[Bioclusters] Best ways to tackle migration to dedicated cluster/Farm

Chris Dwan (CCGB) bioclusters@bioinformatics.org
Thu, 25 Mar 2004 11:37:03 -0600 (CST)

> Excuse my ignorance, I've never used Condor but what's a pull based
> system? What would be the advantages over PBS/SGE (which I assume are push
> type systems)?

In a "push" system, a central scheduler assigns work to the compute nodes.
Nodes sit idle until work is assigned to them.

In a "pull" system, each node is responsible for deciding when to make
itself available for work, for requesting an appropriate job, and for
keeping track of the administrative details associated with the job.

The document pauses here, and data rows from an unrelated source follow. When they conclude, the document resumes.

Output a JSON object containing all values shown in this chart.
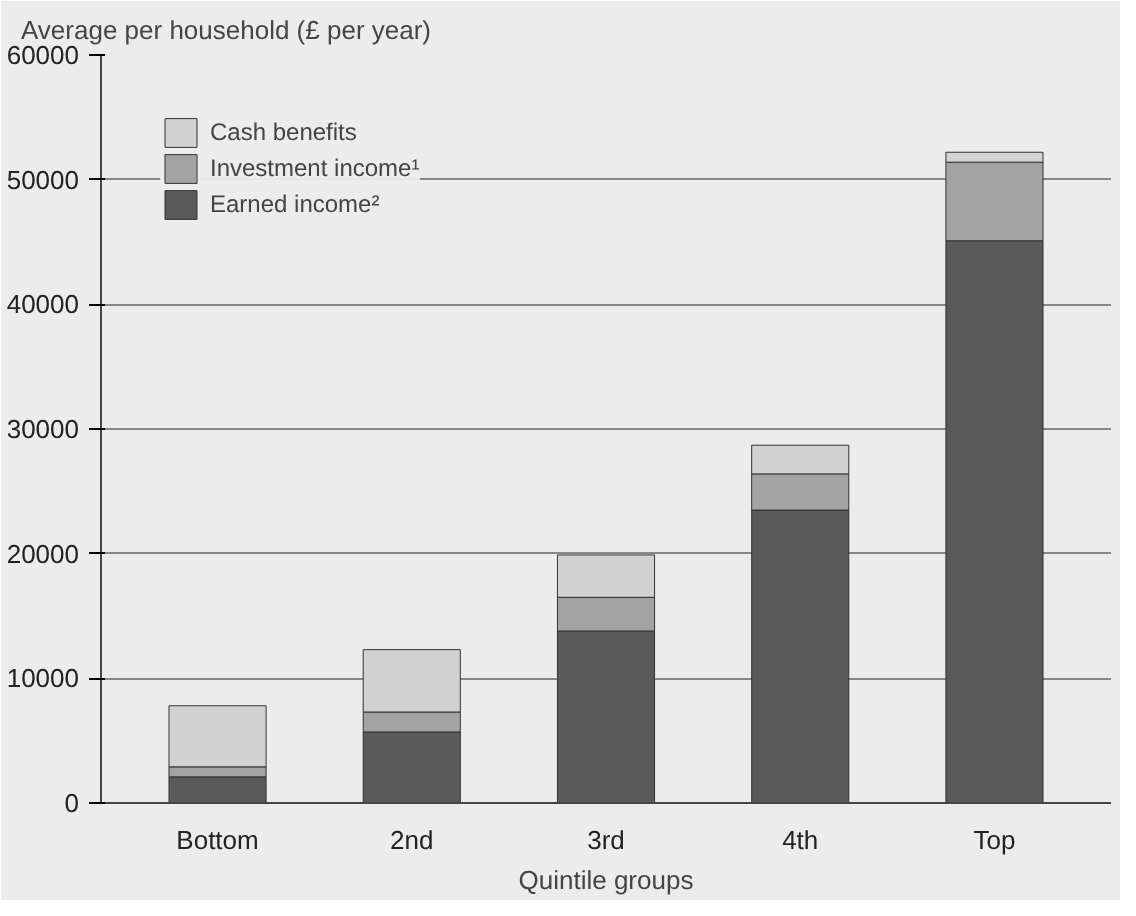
{
  "chart_data": {
    "type": "bar",
    "stacked": true,
    "ylabel": "Average per household (£ per year)",
    "xlabel": "Quintile groups",
    "categories": [
      "Bottom",
      "2nd",
      "3rd",
      "4th",
      "Top"
    ],
    "series": [
      {
        "name": "Earned income²",
        "color": "#5a5a5a",
        "values": [
          2100,
          5700,
          13800,
          23500,
          45100
        ]
      },
      {
        "name": "Investment income¹",
        "color": "#a3a3a3",
        "values": [
          800,
          1600,
          2700,
          2900,
          6300
        ]
      },
      {
        "name": "Cash benefits",
        "color": "#d2d2d2",
        "values": [
          4900,
          5000,
          3400,
          2300,
          800
        ]
      }
    ],
    "ylim": [
      0,
      60000
    ],
    "yticks": [
      0,
      10000,
      20000,
      30000,
      40000,
      50000,
      60000
    ],
    "grid": "y",
    "legend": "top left"
  }
}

In my experience, push systems (including all centrally scheduled
clusters using PBS, SGE, NQE, LSF, and the like) are easier to debug,
since you only have to deal with one scheduler.  They are sometimes less
efficient, since if the scheduler is too busy to assign work to a node (or
doesn't know that the node exists, or is dumb about planning use of
resources, or any of a number of other cases) then the node in question
may go unused.

Pull systems (including SETI@home and friends, as well as Platform's grid
offering) are best suited for cycle stealing and ad-hoc clustering.  They
can be really troublesome to debug, since what gets lost in the case of
errors is usually job state, instead of cycles on nodes.  Instead
of the cluster operating at less than peak efficiency, it loses jobs.
This can be frustrating for both users and admins.

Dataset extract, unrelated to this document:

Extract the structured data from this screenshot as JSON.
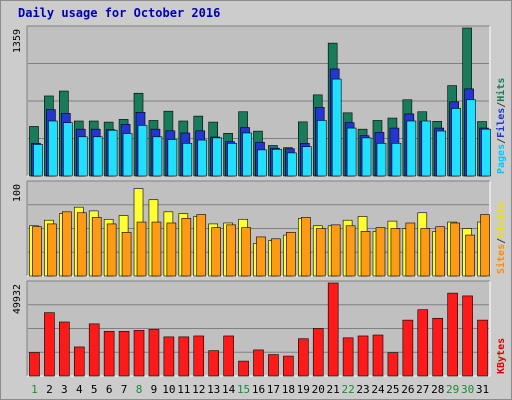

Condor (at least when I used it a year or so ago) is really a hybrid
system.  There is a central "matchmaker" which is responsible for pairing
"classads" from compute resources with jobs needing to be done.  Condor's
biggest strength is the thinking that Myron Livney and his group put into
the social side of distributed computing.  Condor has great facilities for
managing the 'owner comfort' problem:  Grid computing is great, but only
if I get first crack at machines that I own, my competitors never get
to use them, and I get to have my machine back the instant I move my

-Chris Dwan